Tür ve habitat çeşitliliği bakımından Akdeniz kuşağındaki en zengin ülkelerden biri olan ve yüksek endemizmiyle bilinen ülkemizde, resmi verilere göre 2020 yılı itibarıyla korunan alanlarımızın toplam net büyüklüğü 67 bin 773 kilometrekare ve ülke yüzölçümüne oranı yüzde 8.7’dir. Bu oran dünya genelinde yüzde 13.2, Avrupa Birliği’nde ise yüzde 25.9’dur.

DAHA YETMEDİ Mİ?

Şimdi yatırımcılara ve yöneticilere sormak gerekiyor; Ülkenin yüzde 91.3’ünde anılan bu faaliyetler tamamlandı da sıra korunan alanlara mı geldi? Kıyılar, topraklar, tarım ve hayvancılık, halk sağlığı ve doğal çevre ile ormanların korunması ve geliştirilmesi, Anayasal güvence altına alınmış. Bu güvenceyi yerine getirecek olan da vatandaş ve devletin ilgili birimleridir.
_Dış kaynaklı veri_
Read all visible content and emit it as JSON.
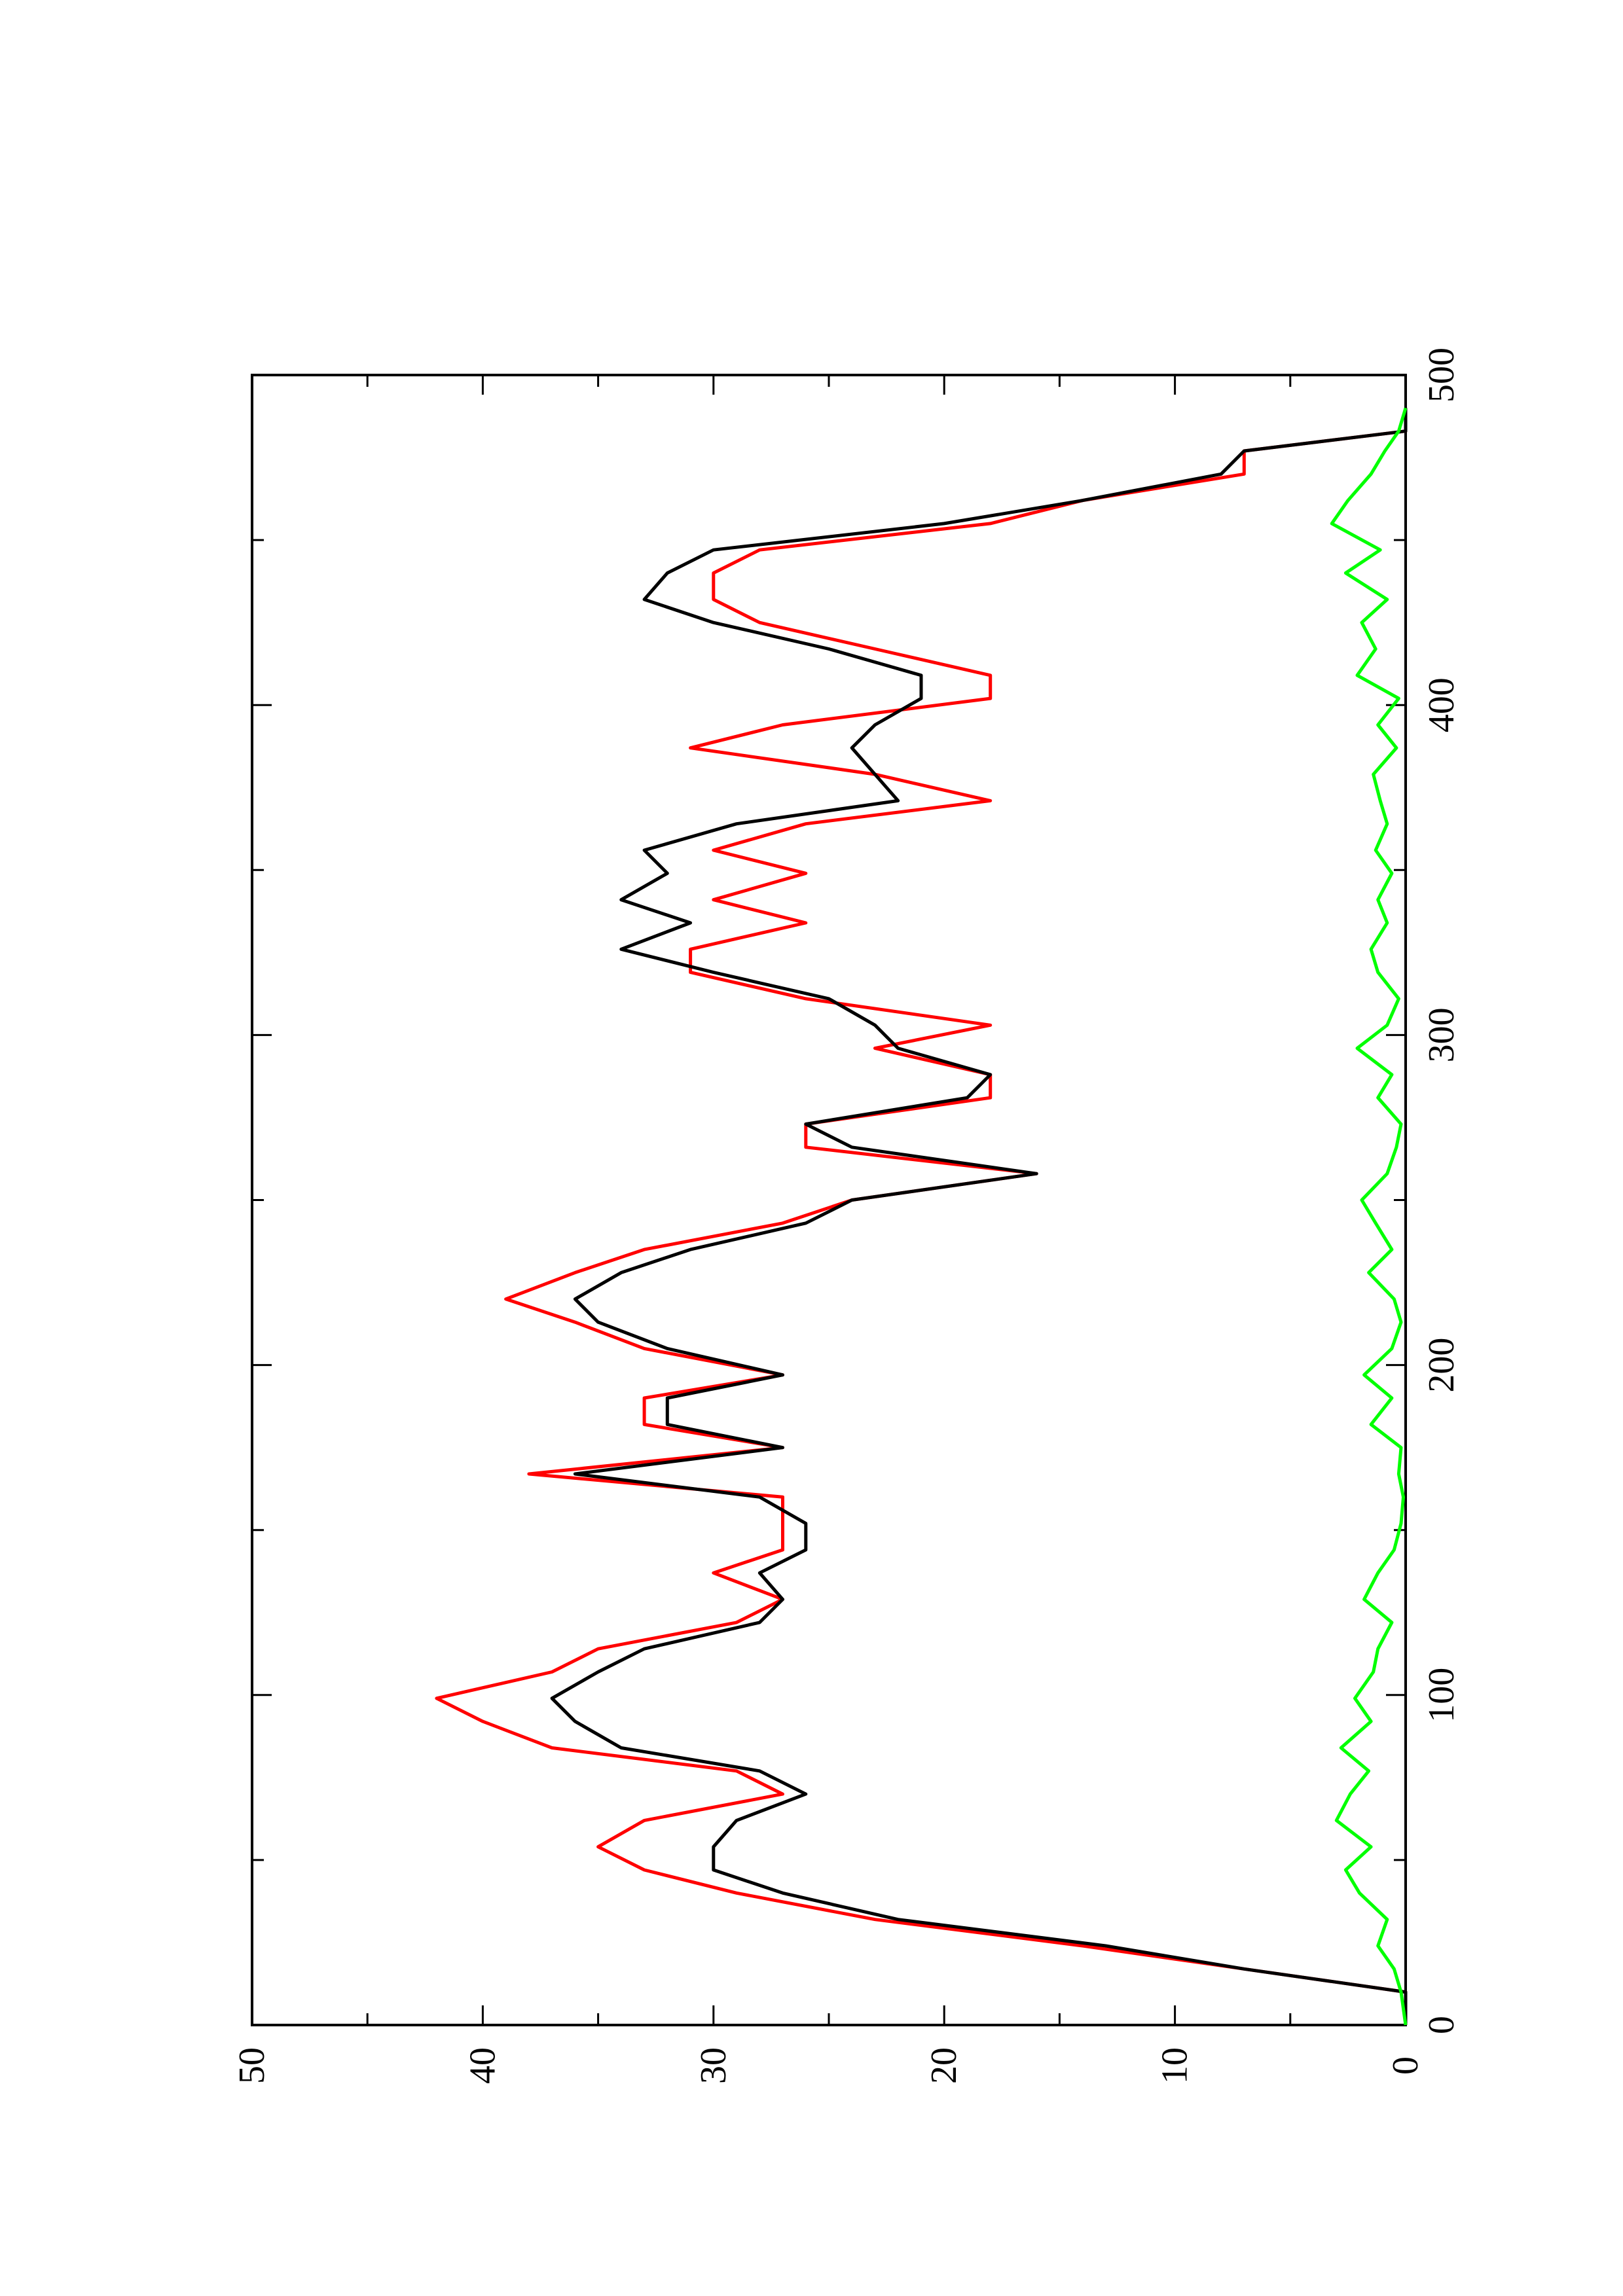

Ormancılar, vatandaşlarımızın en azından bir bölümü doğal varlıklarımızı korumak için gereken çabayı gösteriyor. Ama yüce devletimizden bir o kadar duyarlılık bile yok. Gün geçmiyor ki doğal varlıklarımızla ilgili yeni bir olumsuzlukla karşılaşmayalım! Dün Köroğlu Dağı, Uludağ Milli Parkı, zeytinlikler... Bugün tüm korunan alanlar. Yetmedi mi? Daha ne kadar sürecek bu talan? Yapılan yanlıştan bir an önce dönülerek, yönetmelik değişikliği iptal edilmeli ve korunan alanlar gerçek anlamda korunmalıdır.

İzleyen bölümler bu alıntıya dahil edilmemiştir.